Crusoé: Orçamento em disputa
Lula decide barrar mais de 11 bilhões de reais em emendas e irrita Congresso, que quer controle maior do Orçamento
Se a relação do governo Lula com o Congresso vinha dando sinais de melhora nas últimas semanas, a tendência agora é de piora nos próximos dias.
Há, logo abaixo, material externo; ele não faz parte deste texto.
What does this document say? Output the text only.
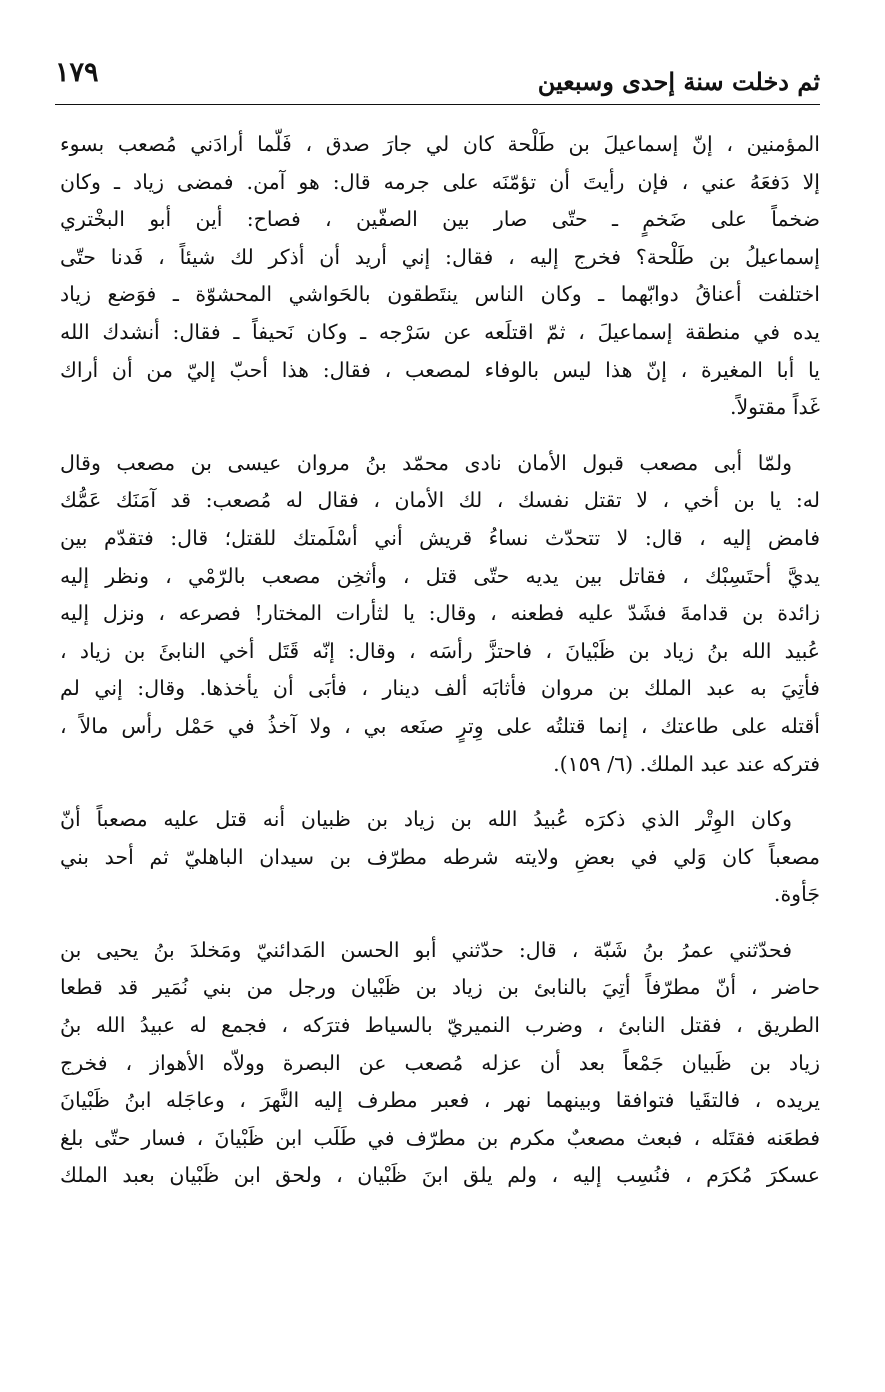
١٧٩	ثم دخلت سنة إحدى وسبعين
المؤمنين ، إنّ إسماعيلَ بن طَلْحة كان لي جارَ صدق ، فَلّما أرادَني مُصعب بسوء
إلا دَفعَهُ عني ، فإن رأيتَ أن تؤمّنَه على جرمه قال: هو آمن. فمضى زياد ـ وكان
ضخماً على ضَخمٍ ـ حتّى صار بين الصفّين ، فصاح: أين أبو البخْتري
إسماعيلُ بن طَلْحة؟ فخرج إليه ، فقال: إني أريد أن أذكر لك شيئاً ، فَدنا حتّى
اختلفت أعناقُ دوابّهما ـ وكان الناس ينتَطقون بالحَواشي المحشوّة ـ فوَضع زياد
يده في منطقة إسماعيلَ ، ثمّ اقتلَعه عن سَرْجه ـ وكان نَحيفاً ـ فقال: أنشدك الله
يا أبا المغيرة ، إنّ هذا ليس بالوفاء لمصعب ، فقال: هذا أحبّ إليّ من أن أراك
غَداً مقتولاً.
ولمّا أبى مصعب قبول الأمان نادى محمّد بنُ مروان عيسى بن مصعب وقال
له: يا بن أخي ، لا تقتل نفسك ، لك الأمان ، فقال له مُصعب: قد آمَنَك عَمُّك
فامض إليه ، قال: لا تتحدّث نساءُ قريش أني أسْلَمتك للقتل؛ قال: فتقدّم بين
يديَّ أحتَسِبْك ، فقاتل بين يديه حتّى قتل ، وأثخِن مصعب بالرّمْي ، ونظر إليه
زائدة بن قدامةَ فشَدّ عليه فطعنه ، وقال: يا لثأرات المختار! فصرعه ، ونزل إليه
عُبيد الله بنُ زياد بن ظَبْيانَ ، فاحتزَّ رأسَه ، وقال: إنّه قَتَل أخي النابئَ بن زياد ،
فأتِيَ به عبد الملك بن مروان فأثابَه ألف دينار ، فأبَى أن يأخذها. وقال: إني لم
أقتله على طاعتك ، إنما قتلتُه على وِترٍ صنَعه بي ، ولا آخذُ في حَمْل رأس مالاً ،
فتركه عند عبد الملك. (٦/ ١٥٩).
وكان الوِتْر الذي ذكرَه عُبيدُ الله بن زياد بن ظبيان أنه قتل عليه مصعباً أنّ
مصعباً كان وَلي في بعضِ ولايته شرطه مطرّف بن سيدان الباهليّ ثم أحد بني
جَأوة.
فحدّثني عمرُ بنُ شَبّة ، قال: حدّثني أبو الحسن المَدائنيّ ومَخلدَ بنُ يحيى بن
حاضر ، أنّ مطرّفاً أتِيَ بالنابئ بن زياد بن ظَبْيان ورجل من بني نُمَير قد قطعا
الطريق ، فقتل النابئ ، وضرب النميريّ بالسياط فترَكه ، فجمع له عبيدُ الله بنُ
زياد بن ظَبيان جَمْعاً بعد أن عزله مُصعب عن البصرة وولاّه الأهواز ، فخرج
يريده ، فالتقَيا فتوافقا وبينهما نهر ، فعبر مطرف إليه النَّهرَ ، وعاجَله ابنُ ظَبْيانَ
فطعَنه فقتَله ، فبعث مصعبٌ مكرم بن مطرّف في طَلَب ابن ظَبْيانَ ، فسار حتّى بلغ
عسكرَ مُكرَم ، فنُسِب إليه ، ولم يلق ابنَ ظَبْيان ، ولحق ابن ظَبْيان بعبد الملك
O motivo é a decisão do presidente da República de vetar 400 milhões de reais em emendas parlamentares no Orçamento da União de 2026 e barrar outros 11 bilhões de reais em indicações, por meio de bloqueios e remanejamentos.
Com as medidas, o Legislativo perde significativo controle sobre o Orçamento, e isso em um ano eleitoral, quando os congressistas passam a considerar o pagamento de emendas ainda mais importante.
Por meio de emendas parlamentares, os deputados e senadores destinam verba do Orçamento da União para seus redutos eleitorais.
O projeto da Lei Orçamentária Anual de 2026 foi aprovado pelo Congresso prevendo 61 bilhões de reais para esses repasses, cerca de 12 bilhões a mais do que o destinado em 2025.
Do total, cerca de 37,8 bilhões de reais são destinados a emendas impositivas, de pagamento obrigatório.
As emendas individuais somam 26,6 bilhões de reais, as de bancada, 11,2 bilhões de reais, e as de comissão, cuja execução não é obrigatória, 12,1 bilhões de reais.
Os mais de 11 bilhões de reais restantes são das chamadas “emendas paralelas”, montantes contabilizados como recursos dos ministérios, mas que ficam a critério dos parlamentares apontar como e onde devem ser aplicados. Não são impositivas.
Ao aplicar o veto a parte dos repasses, Lula alegou inconformidades legais. Já o montante que será remanejado (7,7 bilhões de reais) deve ir para programas sociais.
No Congresso, entretanto, prevalecem as sensações de quebra de acordo por parte do governo, de prejuízo a projetos de interesse de parlamentares e de tentativa do Executivo de arrastar o ministro Flávio Dino, do Supremo Tribunal Federal (STF), para a disputa orçamentária.
Relação tensionada
Desde o início do governo Lula 3, as críticas no Congresso em relação ao ritmo de liberação e pagamento de emendas pelo governo têm sido constantes.
Na Lei de Diretrizes Orçamentárias (LDO) de 2026, os parlamentares chegaram a incluir um prazo até o final do primeiro semestre para que o Executivo pague 65% do total das emendas ao Orçamento de execução obrigatória.